Posted by: Roger Perlstadt | Mar 21, 2012 3:14:57 PM

Roger,

Those are some great points. You may want to check out Part III of my article "Purpose, Precedent, and Politics: Why AT&T Mobility Cover Less Than You Think" where I discuss how Concepcion would'be been decided differently had it come to the Supreme Court via state court in the ways you suggest. I think your CAFA point is dead on and is something a lot of plaintiffs side attorneys have told me they are now focused on.

Posted by: Michael Helfand | Mar 19, 2012 11:21:47 PM

One interesting aspect of the Concepcion discussion that I think gets overlooked is the role of the Class Action Fairness Act.
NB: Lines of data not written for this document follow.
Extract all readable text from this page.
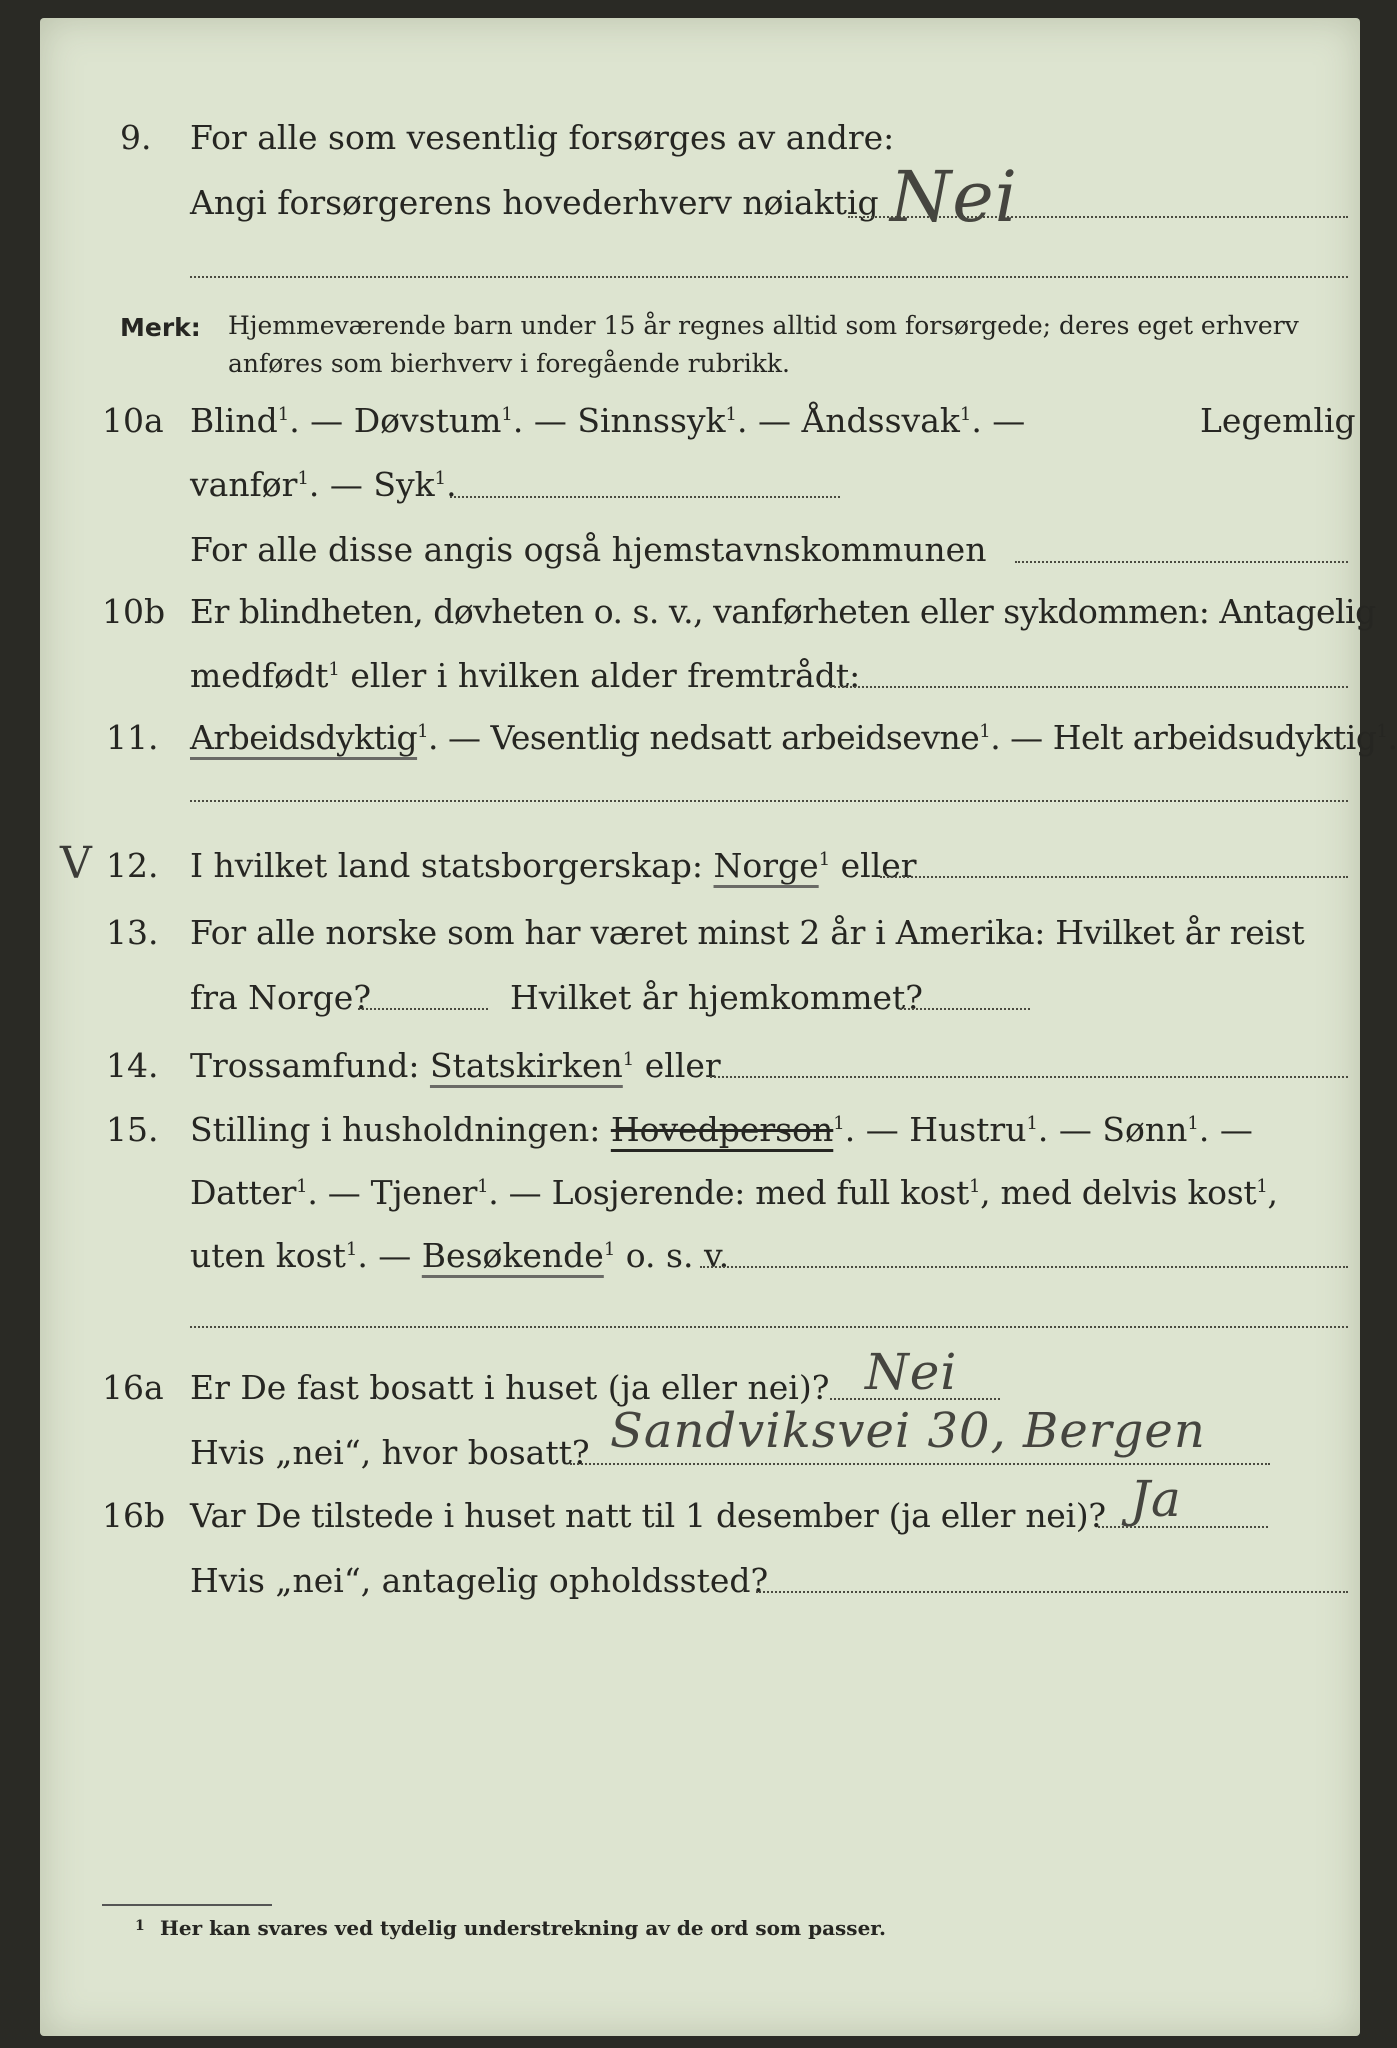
9. For alle som vesentlig forsørges av andre:
Angi forsørgerens hovederhverv nøiaktig Nei
Merk: Hjemmeværende barn under 15 år regnes alltid som forsørgede; deres eget erhverv
anføres som bierhverv i foregående rubrikk.
10a Blind$^1$. — Døvstum$^1$. — Sinnssyk$^1$. — Åndssvak$^1$. —	Legemlig
vanfør$^1$. — Syk$^1$.
For alle disse angis også hjemstavnskommunen
10b Er blindheten, døvheten o. s. v., vanførheten eller sykdommen: Antagelig
medfødt$^1$ eller i hvilken alder fremtrådt:
11. Arbeidsdyktig$^1$. — Vesentlig nedsatt arbeidsevne$^1$. — Helt arbeidsudyktig$^1$.
V 12. I hvilket land statsborgerskap: Norge$^1$ eller
13. For alle norske som har været minst 2 år i Amerika: Hvilket år reist
fra Norge?	Hvilket år hjemkommet?
14. Trossamfund: Statskirken$^1$ eller
15. Stilling i husholdningen: Hovedperson$^1$. — Hustru$^1$. — Sønn$^1$. —
Datter$^1$. — Tjener$^1$. — Losjerende: med full kost$^1$, med delvis kost$^1$,
uten kost$^1$. — Besøkende$^1$ o. s. v.
16a Er De fast bosatt i huset (ja eller nei)? Nei
Hvis „nei“, hvor bosatt? Sandviksvei 30, Bergen
16b Var De tilstede i huset natt til 1 desember (ja eller nei)? Ja
Hvis „nei“, antagelig opholdssted?
1 Her kan svares ved tydelig understrekning av de ord som passer.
Others have noted (and I tend to agree) that Thomas may not have signed onto finding the Discover Bank rule preempted if the case had come up through the state courts. That is, if Discover Bank itself had been appealed from the California Supreme Court to the US Supreme Court, Thomas (based on his "Southland was wrong" line of dissents) would like not have found the Discover Bank rule preempted. Instead, however, because the issue came up through the federal courts in Concepcion, he was free to find preemption. But why was the Concepcion litigation in federal, not state court? The Class Action Fairness Act (CAFA). Plaintiffs' claims in Concepcion were all state law claims, but CAFA removed the complete diversity requirement from certain large class actions. If Justice Thomas continues to refuse to apply the FAA to state court cases (which I've got no reason to doubt he will), I think the difference between which class actions can stay in state court and avoid removal under CAFA (like, I presume, Brewer) will mean the difference between which class actions are going to be subject to Concepcion-like scrutiny of unconscionability determinations.

Posted by: Roger Perlstadt | Mar 19, 2012 3:57:20 PM

Just a quick plug on the subject. For those of you interested in AT&T Mobility v. Concepcion, Myriam Gilles is hosting a wonderful half-day conference on the subject on April 26, 2012, at Cardozo Law School. It features panels with a great combination of well-established practitioners (Gary Freedman, Paul Bland, Elizabeth Cabraser, Stephen Weiss, Will Wade-Gery, and Deepak Gupta) and wonderful scholars (Judith Resnik, Charles Silver, Jean Sternlight, Nina Pillard, and Brian Fitzpatrick and yours truly).